6.21
“I should be sure,” you say, “that the sun and the moon really wish to do us a service if it was possible for them to be unwilling; but they cannot help being in motion. In short, let them halt and discontinue their work.” But see in how many ways this argument may be refuted. It is not true that a man who is unable to refuse is for that reason the less willing to do; nay, the greatest proof of a fixed desire is the impossibility of its being altered. A good man is unable to fail to do what he does; for unless he did it, he would not be a good man. And, therefore, a good man gives a benefit, not because he does what he ought to do, but because,it is not possible for him not to do what he ought to do. Besides, it makes a great difference whether you say: “It is not possible for him not to do this,” because he is forced to do it, or “It is not possible for him to be unwilling.” For, if he is compelled to do it, I owe my benefit, not to him, but to the one who forces him; if he is compelled to wish to do it for the reason that he finds nothing better that he wishes to do, it is a case of the man forcing himself; so, while, in the one case, I should not be indebted to him on the ground that he was forced, in the other, I am indebted to him on the ground that he forces himself.

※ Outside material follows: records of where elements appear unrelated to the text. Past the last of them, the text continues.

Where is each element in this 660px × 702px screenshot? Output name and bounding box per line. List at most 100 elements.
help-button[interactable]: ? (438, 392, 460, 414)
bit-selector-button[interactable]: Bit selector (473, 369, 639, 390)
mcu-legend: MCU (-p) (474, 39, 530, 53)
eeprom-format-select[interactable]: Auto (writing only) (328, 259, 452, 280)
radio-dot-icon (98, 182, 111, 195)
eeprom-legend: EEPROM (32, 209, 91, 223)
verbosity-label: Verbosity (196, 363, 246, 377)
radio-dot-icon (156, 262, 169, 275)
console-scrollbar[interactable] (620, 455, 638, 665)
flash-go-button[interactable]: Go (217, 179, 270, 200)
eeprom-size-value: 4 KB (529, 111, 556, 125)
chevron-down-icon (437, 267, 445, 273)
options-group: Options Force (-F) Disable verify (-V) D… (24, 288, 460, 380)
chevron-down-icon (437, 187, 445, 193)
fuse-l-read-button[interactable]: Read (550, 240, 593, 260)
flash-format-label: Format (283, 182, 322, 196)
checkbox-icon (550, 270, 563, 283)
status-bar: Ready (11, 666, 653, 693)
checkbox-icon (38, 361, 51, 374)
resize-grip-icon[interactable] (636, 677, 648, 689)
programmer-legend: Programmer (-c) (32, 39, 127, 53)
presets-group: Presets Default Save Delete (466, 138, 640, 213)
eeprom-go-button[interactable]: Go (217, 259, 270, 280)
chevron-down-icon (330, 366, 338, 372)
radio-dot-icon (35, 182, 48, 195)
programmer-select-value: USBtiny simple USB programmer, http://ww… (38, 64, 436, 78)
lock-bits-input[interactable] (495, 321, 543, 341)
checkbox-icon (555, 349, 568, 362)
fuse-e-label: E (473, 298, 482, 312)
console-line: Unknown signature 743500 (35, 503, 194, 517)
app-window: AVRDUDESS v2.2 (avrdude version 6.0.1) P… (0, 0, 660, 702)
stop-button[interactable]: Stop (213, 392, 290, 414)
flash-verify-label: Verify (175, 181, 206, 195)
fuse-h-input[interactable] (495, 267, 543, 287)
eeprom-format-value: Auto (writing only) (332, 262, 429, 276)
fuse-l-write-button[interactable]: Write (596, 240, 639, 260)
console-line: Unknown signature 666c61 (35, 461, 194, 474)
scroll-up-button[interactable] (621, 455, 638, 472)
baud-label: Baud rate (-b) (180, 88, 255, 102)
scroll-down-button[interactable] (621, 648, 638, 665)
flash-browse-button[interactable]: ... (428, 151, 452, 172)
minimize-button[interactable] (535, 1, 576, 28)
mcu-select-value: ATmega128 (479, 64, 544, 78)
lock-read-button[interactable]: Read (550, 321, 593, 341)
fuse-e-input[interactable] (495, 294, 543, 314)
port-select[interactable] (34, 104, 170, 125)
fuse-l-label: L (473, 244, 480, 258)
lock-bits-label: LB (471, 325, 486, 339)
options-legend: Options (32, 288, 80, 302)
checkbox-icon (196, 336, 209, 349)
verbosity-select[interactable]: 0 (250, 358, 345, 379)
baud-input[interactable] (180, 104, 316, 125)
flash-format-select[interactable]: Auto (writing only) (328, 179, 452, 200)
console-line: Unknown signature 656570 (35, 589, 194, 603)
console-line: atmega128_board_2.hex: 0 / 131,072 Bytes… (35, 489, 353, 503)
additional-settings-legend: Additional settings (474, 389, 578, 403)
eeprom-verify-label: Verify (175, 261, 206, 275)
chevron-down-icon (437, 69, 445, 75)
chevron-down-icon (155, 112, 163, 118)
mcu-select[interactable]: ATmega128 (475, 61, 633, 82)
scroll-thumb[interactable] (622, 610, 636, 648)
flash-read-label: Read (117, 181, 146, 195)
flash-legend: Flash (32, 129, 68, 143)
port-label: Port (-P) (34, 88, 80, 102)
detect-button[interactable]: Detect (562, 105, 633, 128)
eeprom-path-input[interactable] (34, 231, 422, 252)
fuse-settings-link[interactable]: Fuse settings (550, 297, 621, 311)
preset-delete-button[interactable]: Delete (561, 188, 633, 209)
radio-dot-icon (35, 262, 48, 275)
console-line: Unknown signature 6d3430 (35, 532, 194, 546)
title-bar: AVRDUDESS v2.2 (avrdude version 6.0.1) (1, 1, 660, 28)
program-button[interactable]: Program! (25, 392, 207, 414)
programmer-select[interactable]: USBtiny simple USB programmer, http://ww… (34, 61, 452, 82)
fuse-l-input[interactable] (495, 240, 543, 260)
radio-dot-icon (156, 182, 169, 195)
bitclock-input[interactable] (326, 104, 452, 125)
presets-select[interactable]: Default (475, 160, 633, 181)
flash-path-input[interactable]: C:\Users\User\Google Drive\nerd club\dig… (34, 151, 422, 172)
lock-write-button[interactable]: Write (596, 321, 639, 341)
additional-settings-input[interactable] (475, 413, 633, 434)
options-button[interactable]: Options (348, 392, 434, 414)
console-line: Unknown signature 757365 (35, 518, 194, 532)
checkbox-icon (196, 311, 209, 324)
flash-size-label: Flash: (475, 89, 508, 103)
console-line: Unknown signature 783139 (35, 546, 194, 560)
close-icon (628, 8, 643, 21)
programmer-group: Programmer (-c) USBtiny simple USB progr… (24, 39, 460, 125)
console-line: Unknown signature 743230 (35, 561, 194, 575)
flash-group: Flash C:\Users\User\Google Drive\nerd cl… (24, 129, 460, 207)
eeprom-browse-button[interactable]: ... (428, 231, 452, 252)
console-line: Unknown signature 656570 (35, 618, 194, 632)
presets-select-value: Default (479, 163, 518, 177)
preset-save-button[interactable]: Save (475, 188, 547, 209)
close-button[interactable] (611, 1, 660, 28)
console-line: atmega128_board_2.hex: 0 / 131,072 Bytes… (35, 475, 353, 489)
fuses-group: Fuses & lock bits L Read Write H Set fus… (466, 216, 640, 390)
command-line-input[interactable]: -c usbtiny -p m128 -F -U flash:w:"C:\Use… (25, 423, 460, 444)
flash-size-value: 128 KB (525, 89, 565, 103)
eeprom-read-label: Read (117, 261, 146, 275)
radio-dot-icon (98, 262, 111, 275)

“Let them cease wishing,”8 you say. At this point the following question should occur to you. Who is so crazy as to deny that an impulse that is in no danger of ceasing and being changed into the exact opposite can be a desire, when, on the contrary, no one must appear more surely to have desire than one whose desire is so completely fixed as to be everlasting?9 Or, if even he who is able at any moment to change his desire may be said to have desire, shall not he whose nature does not admit his changing a desire appear to have desire?